Princess - Review by James Martin

Director: Anders Morgenthaler
Screenwriter: Anders Morgenthaler and Mette Heeno
Runtime: 90 minutes
Certificate: N/A
Release date: N/A


Princess is particularly eye-catching because it is a dark, adult animé and certainly not for children. Unlike so many of the slow, saccharine Disney/Pixar outings repetitively churned out ad nauseum these days, it deserves special attention for its unique originality. Reminiscent of Japanese comic book films, for its violence, profane language and sexual references, Princess is mainly animation and about twenty percent live action. Real actors play the three protagonists, which makes the harshness of it hit home all the harder, without the safety net of "oh, it's just a cartoon", to play it down.

August (Christian Tafdrup) is a missionary priest, who comes home to look after Mia (Stine Fischer Christensen) his five-year old niece, after his sister Kristine (Thure Lindhart), an ill-treated call girl, dies from a drug overdose. August's grief turns to anger and he becomes hell-bent on avenging those who dragged his sister into the world of smut. The sole criticism is that at times, the storyline is implausible. A shy, reticent priest can hardly be capable of fending off six macho members of the Danish porn mafia in a restaurant, successfully killing all of them with a handgun. Furthermore, if he is so intent on protecting his adorable little niece, he is unlikely to take her with him in his pursuit of the elusive Charlie, his sister's abusive ex-lover.

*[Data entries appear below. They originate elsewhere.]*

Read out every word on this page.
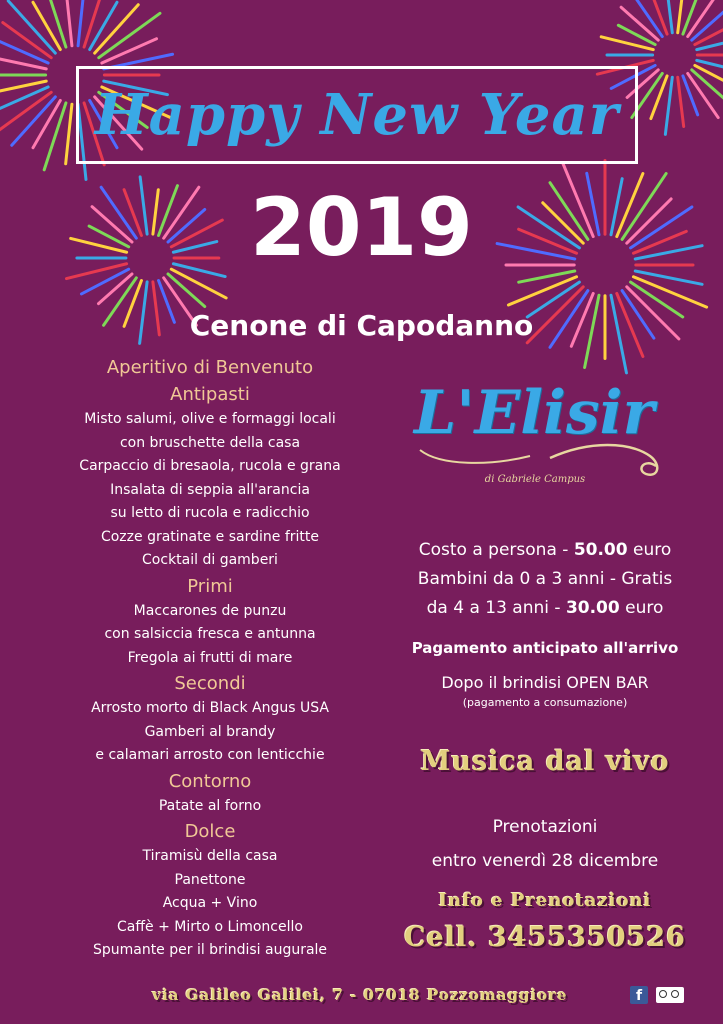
Happy New Year
2019
Cenone di Capodanno
Aperitivo di Benvenuto
Antipasti
Misto salumi, olive e formaggi locali
con bruschette della casa
Carpaccio di bresaola, rucola e grana
Insalata di seppia all'arancia
su letto di rucola e radicchio
Cozze gratinate e sardine fritte
Cocktail di gamberi
Primi
Maccarones de punzu
con salsiccia fresca e antunna
Fregola ai frutti di mare
Secondi
Arrosto morto di Black Angus USA
Gamberi al brandy
e calamari arrosto con lenticchie
Contorno
Patate al forno
Dolce
Tiramisù della casa
Panettone
Acqua + Vino
Caffè + Mirto o Limoncello
Spumante per il brindisi augurale
L'Elisir
di Gabriele Campus
Costo a persona - 50.00 euro
Bambini da 0 a 3 anni - Gratis
da 4 a 13 anni - 30.00 euro
Pagamento anticipato all'arrivo
Dopo il brindisi OPEN BAR
(pagamento a consumazione)
Musica dal vivo
Prenotazioni
entro venerdì 28 dicembre
Info e Prenotazioni
Cell. 3455350526
via Galileo Galilei, 7 - 07018 Pozzomaggiore	f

Unrealistic scenes in which Mia's stuffed rabbit, Multe comes to life, winking and prancing all over the show, symbolise that despite everything, she is still just an innocent child. Evidence of the emotional trauma this poor child has suffered is her shocking insistence that the other kids in the neighbourhood refer to her as "the whore". Princess is a daring and unusual attempt to reveal how unbalanced a naïve child can be rendered through abuse. Not for the faint hearted.